TensileLibrary.dat not found #1331

Closed jinz2014 closed 1 year ago

jinz2014 commented 1 year ago

Install method on Ubuntu 22.04: sudo apt ROCm Version: 5.5.1 Error: TensileLibrary.dat not found

Could you please provide instructions on how to generate TensileLibrary.data for gfx101x devices ?

In the /opt/rocm/lib/rocblas/library/, I find that the devices are gfx90x, gfx1030, gfx110x and fallback

Thanks.

jinz2014 commented 1 year ago

Will it cause Segmentation fault (core dumped) when executing a HIP program that calls rocBLAS APIs on a gfx101x device?

cgmb commented 1 year ago

I'm not a rocBLAS developer, but when building rocBLAS from source, you can add gfx1010, gfx1011 or gfx1012 to the AMDGPU_TARGETS CMake option. This is the ideal way to enable support. However, these architectures are not officially supported and are not tested. There were a number of failures in the test suite last time I tried.

When using AMD's binary packages for rocBLAS, the library is built for gfx1010 and gfx1012. As far as I know, there is no way to build the necessary Tensile files for gfx1011 individually. And, while the Tensile error is the first error you encountered, there are also kernels embedded within the rocBLAS shared library so you would likely encounter hipErrorNoBinaryForGpu errors (which will lead to a segfault) unless you rebuilt the whole library with gfx1011 enabled.

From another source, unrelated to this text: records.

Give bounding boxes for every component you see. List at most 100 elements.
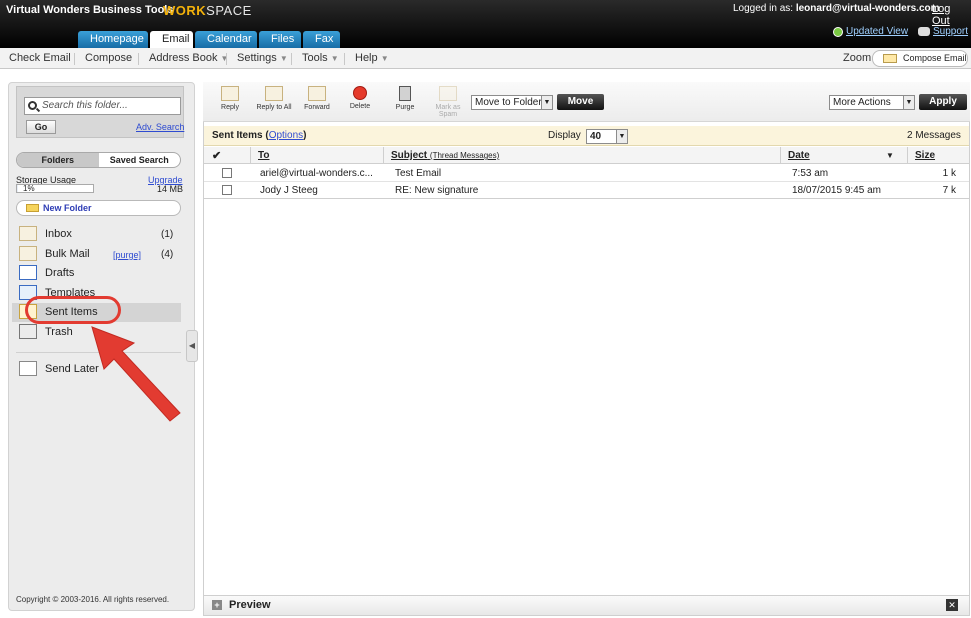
row-date: 18/07/2015 9:45 am xyxy=(792,185,881,196)
display-count-select[interactable]: 40 ▼ xyxy=(586,129,628,144)
main-tabs: Homepage Email Calendar Files Fax xyxy=(78,31,342,48)
storage-percent: 1% xyxy=(23,184,35,193)
preview-expand-icon[interactable]: + xyxy=(212,600,222,610)
preview-label[interactable]: Preview xyxy=(229,599,271,611)
settings-caret-icon: ▼ xyxy=(279,54,288,63)
menu-help[interactable]: Help ▼ xyxy=(355,52,389,64)
purge-icon xyxy=(399,86,411,101)
annotation-arrow-icon xyxy=(91,326,181,422)
folder-bulk-mail[interactable]: Bulk Mail [purge] (4) xyxy=(12,245,181,264)
mark-as-spam-button[interactable]: Mark as Spam xyxy=(426,86,470,120)
row-checkbox[interactable] xyxy=(222,168,232,178)
inbox-icon xyxy=(19,226,37,241)
bulk-mail-count: (4) xyxy=(161,249,174,260)
row-checkbox[interactable] xyxy=(222,185,232,195)
go-button[interactable]: Go xyxy=(26,120,56,134)
move-button[interactable]: Move xyxy=(557,94,604,110)
compose-icon xyxy=(883,54,897,63)
row-subject: RE: New signature xyxy=(395,185,479,196)
move-folder-dropdown-icon: ▼ xyxy=(541,96,552,109)
menu-compose[interactable]: Compose xyxy=(85,52,132,64)
reply-all-icon xyxy=(265,86,283,101)
display-label: Display xyxy=(548,130,581,141)
top-bar: Virtual Wonders Business Tools WORKSPACE… xyxy=(0,0,971,48)
forward-button[interactable]: Forward xyxy=(295,86,339,120)
updated-view-icon xyxy=(833,26,843,37)
column-date[interactable]: Date xyxy=(788,150,810,161)
delete-button[interactable]: Delete xyxy=(338,86,382,120)
reply-icon xyxy=(221,86,239,101)
search-input[interactable]: Search this folder... xyxy=(24,97,181,115)
inbox-count: (1) xyxy=(161,229,174,240)
check-all-icon[interactable]: ✔ xyxy=(212,149,221,162)
table-divider xyxy=(204,198,969,199)
column-to[interactable]: To xyxy=(258,150,269,161)
row-to: Jody J Steeg xyxy=(260,185,318,196)
tools-caret-icon: ▼ xyxy=(330,54,339,63)
help-caret-icon: ▼ xyxy=(380,54,389,63)
row-date: 7:53 am xyxy=(792,168,829,179)
folder-add-icon xyxy=(26,204,39,212)
zoom-control[interactable]: Zoom xyxy=(843,52,871,64)
tab-email[interactable]: Email xyxy=(150,31,193,48)
move-to-folder-select[interactable]: Move to Folder ▼ xyxy=(471,95,553,110)
menu-tools[interactable]: Tools ▼ xyxy=(302,52,339,64)
column-subject[interactable]: Subject (Thread Messages) xyxy=(391,150,499,161)
logout-link[interactable]: Log Out xyxy=(932,3,971,27)
menu-bar: Check Email Compose Address Book ▼ Setti… xyxy=(0,48,971,69)
table-header xyxy=(204,147,969,164)
display-dropdown-icon: ▼ xyxy=(616,130,627,143)
address-book-caret-icon: ▼ xyxy=(220,54,229,63)
workspace-logo: WORKSPACE xyxy=(163,3,252,18)
email-app: Virtual Wonders Business Tools WORKSPACE… xyxy=(0,0,971,618)
brand-title: Virtual Wonders Business Tools xyxy=(6,4,174,16)
message-count: 2 Messages xyxy=(907,130,961,141)
purge-link[interactable]: [purge] xyxy=(113,250,141,260)
highlight-circle xyxy=(25,296,121,324)
support-link[interactable]: Support xyxy=(918,26,968,37)
thread-messages-link[interactable]: (Thread Messages) xyxy=(430,151,499,160)
send-later-icon xyxy=(19,361,37,376)
spam-icon xyxy=(439,86,457,101)
apply-button[interactable]: Apply xyxy=(919,94,967,110)
toggle-folders[interactable]: Folders xyxy=(17,153,99,167)
toggle-saved-search[interactable]: Saved Search xyxy=(99,153,181,167)
storage-usage-fill xyxy=(17,185,18,192)
folder-view-toggle: Folders Saved Search xyxy=(16,152,181,168)
storage-usage-bar: 1% xyxy=(16,184,94,193)
menu-check-email[interactable]: Check Email xyxy=(9,52,71,64)
folder-options-link[interactable]: Options xyxy=(269,130,303,141)
delete-icon xyxy=(353,86,367,100)
table-row[interactable]: ariel@virtual-wonders.c... Test Email 7:… xyxy=(204,165,969,182)
current-folder-title: Sent Items (Options) xyxy=(212,130,307,141)
tab-files[interactable]: Files xyxy=(259,31,301,48)
updated-view-link[interactable]: Updated View xyxy=(833,26,908,37)
folder-inbox[interactable]: Inbox (1) xyxy=(12,225,181,244)
tab-homepage[interactable]: Homepage xyxy=(78,31,148,48)
reply-all-button[interactable]: Reply to All xyxy=(252,86,296,120)
search-icon xyxy=(28,101,37,110)
storage-size: 14 MB xyxy=(157,184,184,194)
reply-button[interactable]: Reply xyxy=(208,86,252,120)
more-actions-select[interactable]: More Actions ▼ xyxy=(829,95,915,110)
login-info: Logged in as: leonard@virtual-wonders.co… xyxy=(733,3,940,14)
preview-bar xyxy=(204,595,969,615)
compose-email-button[interactable]: Compose Email xyxy=(872,50,968,67)
row-size: 7 k xyxy=(942,185,956,196)
menu-address-book[interactable]: Address Book ▼ xyxy=(149,52,228,64)
column-size[interactable]: Size xyxy=(915,150,935,161)
table-row[interactable]: Jody J Steeg RE: New signature 18/07/201… xyxy=(204,182,969,199)
purge-button[interactable]: Purge xyxy=(383,86,427,120)
row-subject: Test Email xyxy=(395,168,442,179)
tab-fax[interactable]: Fax xyxy=(303,31,340,48)
tab-calendar[interactable]: Calendar xyxy=(195,31,257,48)
new-folder-button[interactable]: New Folder xyxy=(16,200,181,216)
copyright: Copyright © 2003-2016. All rights reserv… xyxy=(16,595,170,604)
support-chat-icon xyxy=(918,27,930,36)
forward-icon xyxy=(308,86,326,101)
folder-drafts[interactable]: Drafts xyxy=(12,264,181,283)
advanced-search-link[interactable]: Adv. Search xyxy=(136,122,184,132)
bulk-mail-icon xyxy=(19,246,37,261)
preview-close-icon[interactable]: ✕ xyxy=(946,599,958,611)
menu-settings[interactable]: Settings ▼ xyxy=(237,52,288,64)
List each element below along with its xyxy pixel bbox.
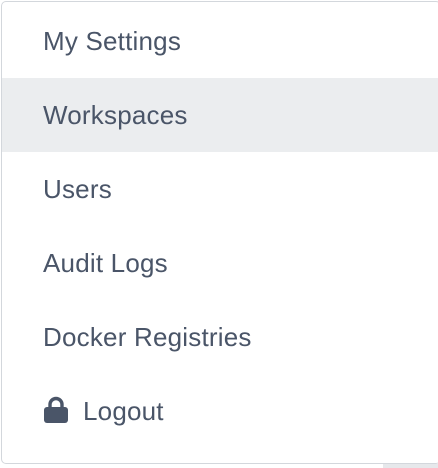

If you are on a gfx101x device and want to use the pre-built AMD binaries, I would recommend setting the environment variable HSA_OVERRIDE_GFX_VERSION=10.1.0. It is not officially supported, but the gfx1011, gfx1012 and gfx1013 ISAs are all supersets of gfx1010. In theory, it should work. This method has not been tested, but then again, neither has any other method, as RDNA 1 GPUs are not officially supported in rocBLAS.

Whatever method you use, I would strongly recommend running the rocblas test suite to validate the library on your chosen architecture.

cgmb commented 1 year ago

Will it cause Segmentation fault (core dumped) when executing a HIP program that calls rocBLAS APIs on a gfx101x device?

Yes, on gfx1011 and gfx1013. You can probably find more information about your crash by setting the environment variable AMD_LOG_LEVEL=3. For more information, see the HIP Debugging Guide.

jinz2014 commented 1 year ago

Thank you for your answers.